The cabin, though dominated by grey plastic, is equally user-friendly, with a neat, simple layout that will confuse no one capable of operating a payphone. For a small car, the driving position is excellent, accommodating for anyone up to a six-footer, with plenty of head and legroom. Automatic transmission-equipped models get a different centre console and gear selector gate, while both manual and automatic models now feature push button selection of the four-wheel drive system, located below the heating controls.
Market and Model
The standard SZ3 trim level comes with power-assisted steering, front electric windows, electric mirrors, radio/CD player, ABS and EBD, selectable four-wheel drive with high and low ratios and automatic free wheeling hubs, front seatbelt pretensioners and driver and front passenger airbags. You can, however, get a SZ4 which improves the look of the Jimny with various styling accessories as well as adding air-conditioning and part-leather trim.

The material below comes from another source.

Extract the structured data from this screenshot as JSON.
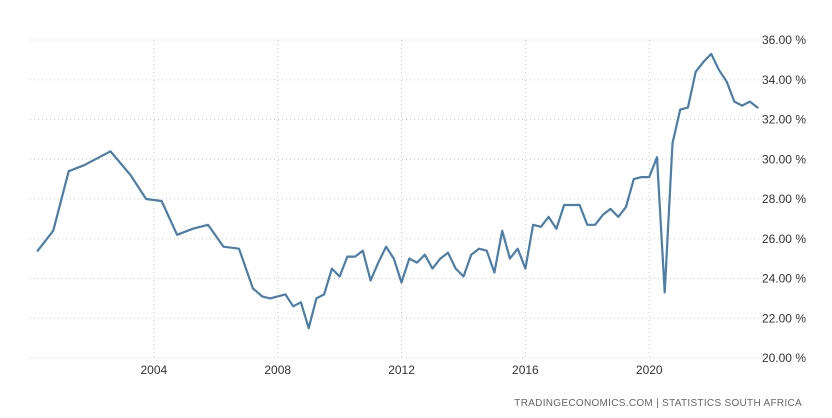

Steel Silver and Khaki Green have been added to the metallic paint range of five shades available for the higher specification SZ4 model with three metallic and one solid colour available for SZ3. A new seat fabric has been adopted for the SZ3 and SZ4 features new design 15-inch alloy wheels finished in dark Silver. In line with EU regulations both SZ3 and SZ4 models now have a new design instrument cluster that includes a Tyre Pressure Monitoring System (TPMS) for added safety as well as a Gear Shift Indicator (GSI) to help the driver keep fuel consumption to a minimum. The 2015 model is also equipped with ESC (Electronic Stability Control) as standard.
In true Suzuki style, you can also jazz up your Jimny by choosing from a huge accessory range. Front guards, alloy wheels, grille covers and surrounds for the multi-reflector headlamps are amongst the obvious add-ons. If you really must, there are also rear spoilers, body graphics and 'themed' spare wheel covers (!). Bear in mind, however, that these things are likely to do little for residual values when the time comes to sell.
Cost of Ownership
The 1.3-litre engine can only manage 39.8mpg. This is largely thanks to the weight of those 4x4 mechanicals but it's not the most modern powerplant either. CO2 emissions are correspondingly high at 162g/km and 167g/km for the automatic. Buyers will also have to shoulder some fairly hefty depreciation but can claw some cash back via the group 14-15 insurance.
Suzuki's Jimny could be viewed as one of the most interesting budget small car choices on the market or as a bargain basement off-road tool. It will appeal to buyers of both persuasions because despite being more than a little rough around the edges, the little Suzuki has character and real ability, which is rare in cars costing twice as much.
If you're really likely to use the car's off roading ability, it makes far more sense than a traditional small hatchback, particularly as it can also perform that role to quite a competent standard. Even if you're not, as long as space and pace don't rank as crucial virtues, the Jimny's well worth considering as something a little different.